The Energy Performance Contracting program, known as AEPC, has been in operation for two years, enabling state agencies, colleges, cities and counties to cut energy costs while improving comfort and quality in public buildings. Public entities can also addressed deferred maintenance issues at no upfront cost under the program, which will also get great attention from the AAEA.

“Since our launch in 2012, we have built a strong record of policy achievements to help Arkansas’ advanced energy industry drive economic development and job creation across the state,” Niebaum said. “Working with policymakers, our members and other stakeholders, we look forward to building on this successful foundation to grow our advanced energy economy.”

Part of that work includes the intervention in the PSC dockets, numbered 16-027-R and 16-028-U. In the first docket, the AAEA is supporting net metering customers as the state establishes guidelines for generating capacity limits and a revised rate structure for home-generated power. Consideration of the rate structure has been assigned to a Net Metering Working Group consisting of all interested parties, including the AAEA, which is arguing strongly that existing net-metering customers be grandfathered in permanently under current rates.

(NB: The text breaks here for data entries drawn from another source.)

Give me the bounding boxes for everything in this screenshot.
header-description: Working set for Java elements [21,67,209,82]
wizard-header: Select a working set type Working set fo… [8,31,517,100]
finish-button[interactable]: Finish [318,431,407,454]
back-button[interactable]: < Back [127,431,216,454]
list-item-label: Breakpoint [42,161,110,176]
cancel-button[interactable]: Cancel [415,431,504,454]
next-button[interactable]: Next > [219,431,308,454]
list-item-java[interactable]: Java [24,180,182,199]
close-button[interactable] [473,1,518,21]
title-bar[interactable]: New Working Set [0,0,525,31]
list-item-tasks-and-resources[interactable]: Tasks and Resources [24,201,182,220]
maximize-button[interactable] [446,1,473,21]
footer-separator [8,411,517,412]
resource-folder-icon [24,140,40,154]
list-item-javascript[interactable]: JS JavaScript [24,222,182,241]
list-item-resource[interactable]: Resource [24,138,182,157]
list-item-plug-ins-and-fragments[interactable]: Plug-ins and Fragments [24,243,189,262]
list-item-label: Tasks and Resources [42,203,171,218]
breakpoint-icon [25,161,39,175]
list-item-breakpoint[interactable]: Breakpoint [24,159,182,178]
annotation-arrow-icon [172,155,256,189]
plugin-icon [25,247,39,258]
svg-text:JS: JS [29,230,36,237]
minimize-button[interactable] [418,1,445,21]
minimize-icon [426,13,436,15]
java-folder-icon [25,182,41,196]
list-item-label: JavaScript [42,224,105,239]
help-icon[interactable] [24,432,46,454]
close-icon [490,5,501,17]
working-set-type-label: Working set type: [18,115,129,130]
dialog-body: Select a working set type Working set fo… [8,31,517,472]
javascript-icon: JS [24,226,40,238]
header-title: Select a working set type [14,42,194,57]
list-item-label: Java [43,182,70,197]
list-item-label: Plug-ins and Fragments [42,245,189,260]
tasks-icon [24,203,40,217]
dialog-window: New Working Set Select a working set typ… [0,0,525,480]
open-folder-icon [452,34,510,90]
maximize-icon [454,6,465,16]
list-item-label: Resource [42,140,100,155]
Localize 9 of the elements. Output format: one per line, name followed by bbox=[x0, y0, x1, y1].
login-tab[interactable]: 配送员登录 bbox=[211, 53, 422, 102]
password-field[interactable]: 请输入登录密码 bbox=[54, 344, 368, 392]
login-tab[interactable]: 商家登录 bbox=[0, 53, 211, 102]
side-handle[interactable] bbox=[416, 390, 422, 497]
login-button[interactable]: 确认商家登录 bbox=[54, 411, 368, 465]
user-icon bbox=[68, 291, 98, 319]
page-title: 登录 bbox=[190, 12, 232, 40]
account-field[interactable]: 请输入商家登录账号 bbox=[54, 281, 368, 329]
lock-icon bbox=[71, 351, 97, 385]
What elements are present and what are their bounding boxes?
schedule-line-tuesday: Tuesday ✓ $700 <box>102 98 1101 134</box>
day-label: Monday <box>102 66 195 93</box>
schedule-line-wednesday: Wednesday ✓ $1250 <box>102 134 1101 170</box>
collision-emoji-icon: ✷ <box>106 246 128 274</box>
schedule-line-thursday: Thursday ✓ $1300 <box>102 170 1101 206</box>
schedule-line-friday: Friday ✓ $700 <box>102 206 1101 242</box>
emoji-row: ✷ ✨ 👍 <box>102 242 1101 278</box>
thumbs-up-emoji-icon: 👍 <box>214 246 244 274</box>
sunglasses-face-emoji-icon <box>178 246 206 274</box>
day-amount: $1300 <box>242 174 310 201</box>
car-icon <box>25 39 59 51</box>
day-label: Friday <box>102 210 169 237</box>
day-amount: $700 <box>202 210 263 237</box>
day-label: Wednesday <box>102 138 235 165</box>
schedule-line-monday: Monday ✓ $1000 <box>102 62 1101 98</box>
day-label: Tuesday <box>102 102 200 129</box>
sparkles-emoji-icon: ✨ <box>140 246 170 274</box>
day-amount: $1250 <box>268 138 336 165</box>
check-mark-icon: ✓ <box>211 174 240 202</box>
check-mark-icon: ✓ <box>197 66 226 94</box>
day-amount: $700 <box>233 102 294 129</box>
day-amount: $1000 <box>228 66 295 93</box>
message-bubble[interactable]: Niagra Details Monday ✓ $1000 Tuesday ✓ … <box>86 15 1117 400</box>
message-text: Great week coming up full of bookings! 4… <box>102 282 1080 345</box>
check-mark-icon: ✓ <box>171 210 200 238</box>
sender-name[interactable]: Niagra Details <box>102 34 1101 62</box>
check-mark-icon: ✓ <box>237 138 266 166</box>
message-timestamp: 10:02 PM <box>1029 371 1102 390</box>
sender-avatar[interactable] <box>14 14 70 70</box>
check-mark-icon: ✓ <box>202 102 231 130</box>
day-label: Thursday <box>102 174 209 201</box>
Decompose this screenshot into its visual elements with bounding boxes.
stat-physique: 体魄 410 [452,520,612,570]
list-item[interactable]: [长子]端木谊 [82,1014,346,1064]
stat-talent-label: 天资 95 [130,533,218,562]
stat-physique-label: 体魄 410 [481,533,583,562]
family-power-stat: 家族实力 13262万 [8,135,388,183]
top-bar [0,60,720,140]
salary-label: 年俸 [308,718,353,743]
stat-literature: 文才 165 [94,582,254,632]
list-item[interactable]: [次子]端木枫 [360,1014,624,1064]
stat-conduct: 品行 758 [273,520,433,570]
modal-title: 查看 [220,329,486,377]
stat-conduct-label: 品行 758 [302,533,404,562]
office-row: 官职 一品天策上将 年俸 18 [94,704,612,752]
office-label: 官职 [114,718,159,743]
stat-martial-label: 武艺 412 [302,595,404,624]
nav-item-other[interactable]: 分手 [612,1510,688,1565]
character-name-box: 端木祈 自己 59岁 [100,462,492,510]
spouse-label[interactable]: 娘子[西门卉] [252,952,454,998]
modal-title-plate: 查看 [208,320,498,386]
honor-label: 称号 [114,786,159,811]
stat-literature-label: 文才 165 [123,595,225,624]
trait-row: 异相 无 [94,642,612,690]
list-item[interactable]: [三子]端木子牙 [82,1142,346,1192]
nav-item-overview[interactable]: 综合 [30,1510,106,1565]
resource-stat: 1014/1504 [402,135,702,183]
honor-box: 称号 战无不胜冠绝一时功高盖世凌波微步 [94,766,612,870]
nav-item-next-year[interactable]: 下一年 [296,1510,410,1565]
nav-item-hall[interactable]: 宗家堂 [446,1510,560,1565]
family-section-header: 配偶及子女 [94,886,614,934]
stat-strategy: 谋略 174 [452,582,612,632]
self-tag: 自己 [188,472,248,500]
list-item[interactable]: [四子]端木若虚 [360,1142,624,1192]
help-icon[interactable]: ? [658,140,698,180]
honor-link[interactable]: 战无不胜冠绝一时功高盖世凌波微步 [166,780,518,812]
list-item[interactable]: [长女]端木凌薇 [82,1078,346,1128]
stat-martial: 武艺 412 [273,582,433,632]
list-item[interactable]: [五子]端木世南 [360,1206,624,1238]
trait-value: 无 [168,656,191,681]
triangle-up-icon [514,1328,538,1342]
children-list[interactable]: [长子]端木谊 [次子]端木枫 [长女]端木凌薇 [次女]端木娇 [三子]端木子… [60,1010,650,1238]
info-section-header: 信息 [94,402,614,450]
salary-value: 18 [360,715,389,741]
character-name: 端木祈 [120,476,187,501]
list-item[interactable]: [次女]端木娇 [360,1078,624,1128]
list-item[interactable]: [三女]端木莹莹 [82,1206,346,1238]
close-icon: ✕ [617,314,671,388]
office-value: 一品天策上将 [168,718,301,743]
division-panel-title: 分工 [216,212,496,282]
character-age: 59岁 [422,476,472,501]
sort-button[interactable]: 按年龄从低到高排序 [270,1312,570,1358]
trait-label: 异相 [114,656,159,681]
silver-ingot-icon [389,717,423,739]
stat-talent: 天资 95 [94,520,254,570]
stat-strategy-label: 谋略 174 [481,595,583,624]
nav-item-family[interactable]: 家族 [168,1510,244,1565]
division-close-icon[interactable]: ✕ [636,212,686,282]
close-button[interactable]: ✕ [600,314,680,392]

The second docket represents a historic attempt by the PSC to consider the full range of distributed generation issues more broadly, the AAEA said in a news release, adding that the group is using the opportunity to suggest several policy changes.

Another priority for the group is to continue its participation in Parties Working Collaboratively (PWC) to assist the state’s seven public utilities in energy efficiency programs. The goal is to aid the utilities in developing a plan for extending these power-saving programs through 2019.